As the flames spread, Swarz said ejection seats and ammunition were going off and large fire extinguishers for the airplanes were exploding and “went flying around.”

Swarz found five servicemembers in a space surrounded by flames. He went through the flames to reach the group and pulled one to safety, rolling him on the ground and pulling his clothes off to put out the flames.

He went back through the flames two more times to pull out two more servicemembers. The third had lost his arm and Swarz used his belt as a tourniquet.

Because the fire spread, Swarz was unable to reach the other two.

Swarz said most of his fingers were burned, but described the injuries as minor and said they healed within a few weeks.

Swarz said he has learned that one of the airmen he helped rescue suffered burns over the majority of his body and is in a medically-induced coma. One airman lost a finger and part of another as well as suffering broken legs. The airman who lost his arm also suffered a broken leg.

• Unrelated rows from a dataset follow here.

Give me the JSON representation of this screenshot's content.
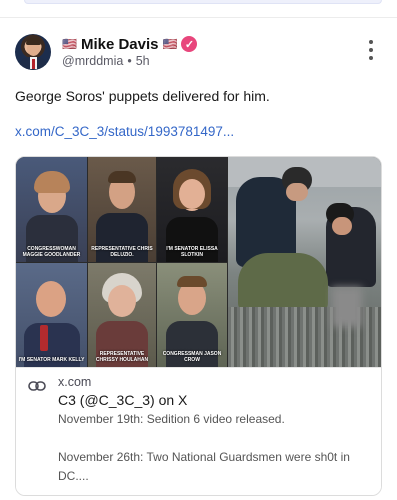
{
  "author": {
    "flag_left": "🇺🇸",
    "name": "Mike Davis",
    "flag_right": "🇺🇸",
    "verified_glyph": "✓",
    "handle": "@mrddmia",
    "separator": "•",
    "time": "5h"
  },
  "post": {
    "text": "George Soros' puppets delivered for him.",
    "link": "x.com/C_3C_3/status/1993781497..."
  },
  "card": {
    "domain": "x.com",
    "title": "C3 (@C_3C_3) on X",
    "desc_line1": "November 19th: Sedition 6 video released.",
    "desc_line2": "November 26th: Two National Guardsmen were sh0t in DC....",
    "tile_labels": [
      "CONGRESSWOMAN MAGGIE GOODLANDER",
      "REPRESENTATIVE CHRIS DELUZIO.",
      "I'M SENATOR ELISSA SLOTKIN",
      "I'M SENATOR MARK KELLY",
      "REPRESENTATIVE CHRISSY HOULAHAN",
      "CONGRESSMAN JASON CROW"
    ]
  },
  "icons": {
    "more": "more-vertical-icon",
    "verified": "verified-badge-icon",
    "link": "link-icon"
  },
  "colors": {
    "link": "#3467c8",
    "verified": "#e8467c"
  }
}
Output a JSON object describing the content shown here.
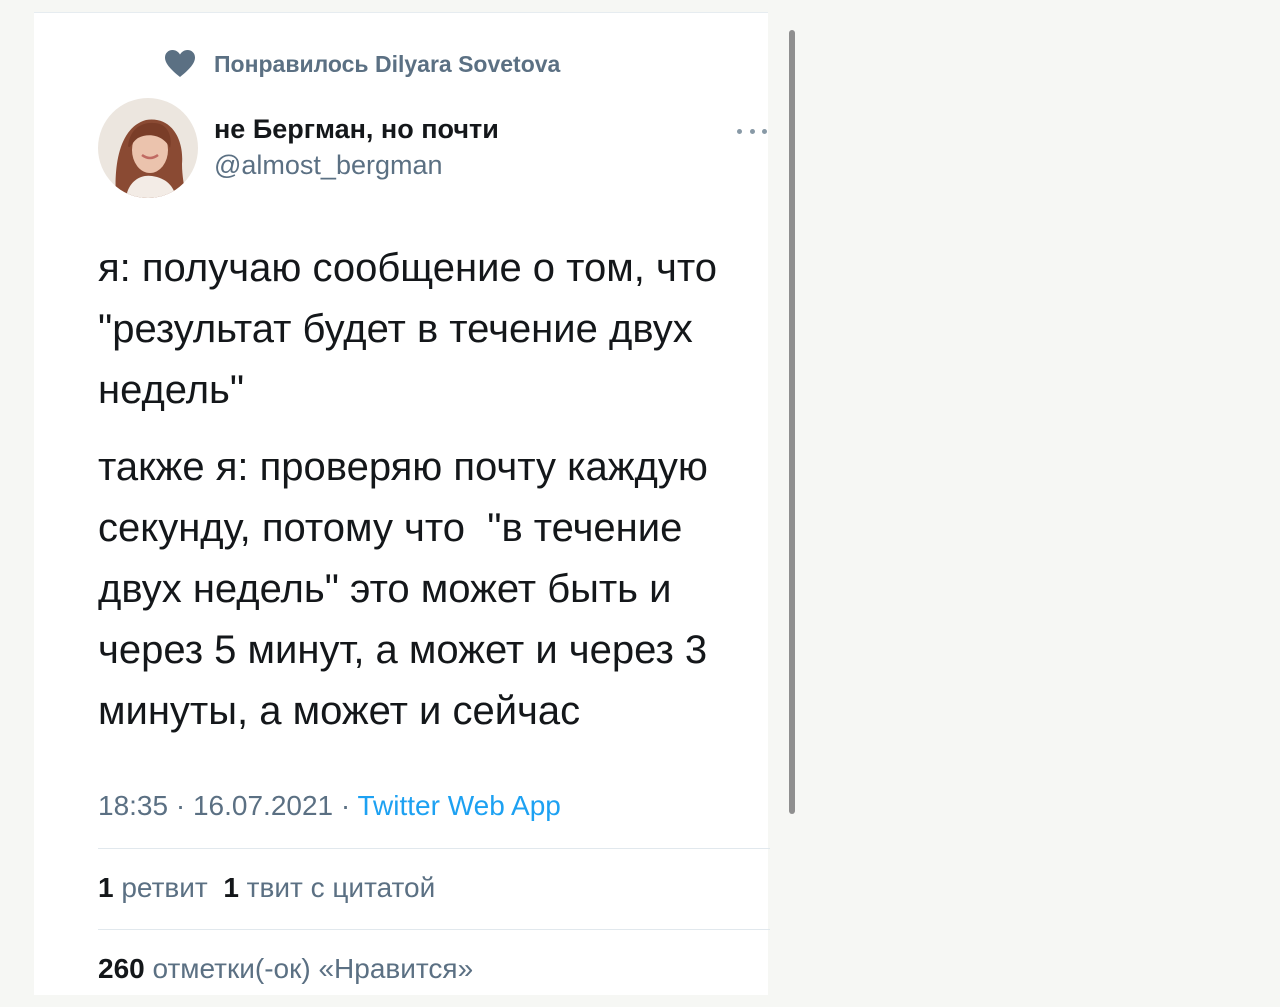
{
  "colors": {
    "primary_text": "#14171a",
    "secondary_text": "#5b7083",
    "link": "#1da1f2",
    "divider": "#e1e8ed"
  },
  "social_context": {
    "icon": "heart-icon",
    "text": "Понравилось Dilyara Sovetova"
  },
  "author": {
    "name": "не Бергман, но почти",
    "handle": "@almost_bergman"
  },
  "more_menu": {
    "icon": "more-dots-icon"
  },
  "tweet": {
    "paragraph_1": "я: получаю сообщение о том, что \"результат будет в течение двух недель\"",
    "paragraph_2": "также я: проверяю почту каждую секунду, потому что  \"в течение двух недель\" это может быть и через 5 минут, а может и через 3 минуты, а может и сейчас"
  },
  "meta": {
    "time": "18:35",
    "separator": " · ",
    "date": "16.07.2021",
    "source": "Twitter Web App"
  },
  "stats": {
    "retweets_count": "1",
    "retweets_label": "ретвит",
    "quotes_count": "1",
    "quotes_label": "твит с цитатой",
    "likes_count": "260",
    "likes_label": "отметки(-ок) «Нравится»"
  }
}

During the banquet, 15 other airmen were awarded Air Force Commendation Medals — awarded to those who have distinguished themselves by meritorious achievement or acts of courage which do not involve voluntary risk of life — for their work during and after the accident. Three of the airmen were not present for the ceremony.

“We just recognized airmen who are willing to go above and beyond what we expect normal people to do, and instead of running away from the fireball they ran into the fireball,” Gorenc said. “It’s a validation of everything that’s good about what we try to do with our airmen and the Air Force.”

About 80 airmen from RAF Lakenheath and three F-15E Strike Eagles were in Spain for the Tactical Leadership Program, involving 10 NATO nations designed to enhance leadership and mission planning. The training was suspended after the crash in which eight U.S. airmen with the 492nd suffered minor injuries.

Swarz said he was in contact with one of the French airmen he rescued and his wife.

“I’m very happy … that they’re doing good,” Swarz said. “I always look forward to seeing their e-mails and seeing how they’re doing.”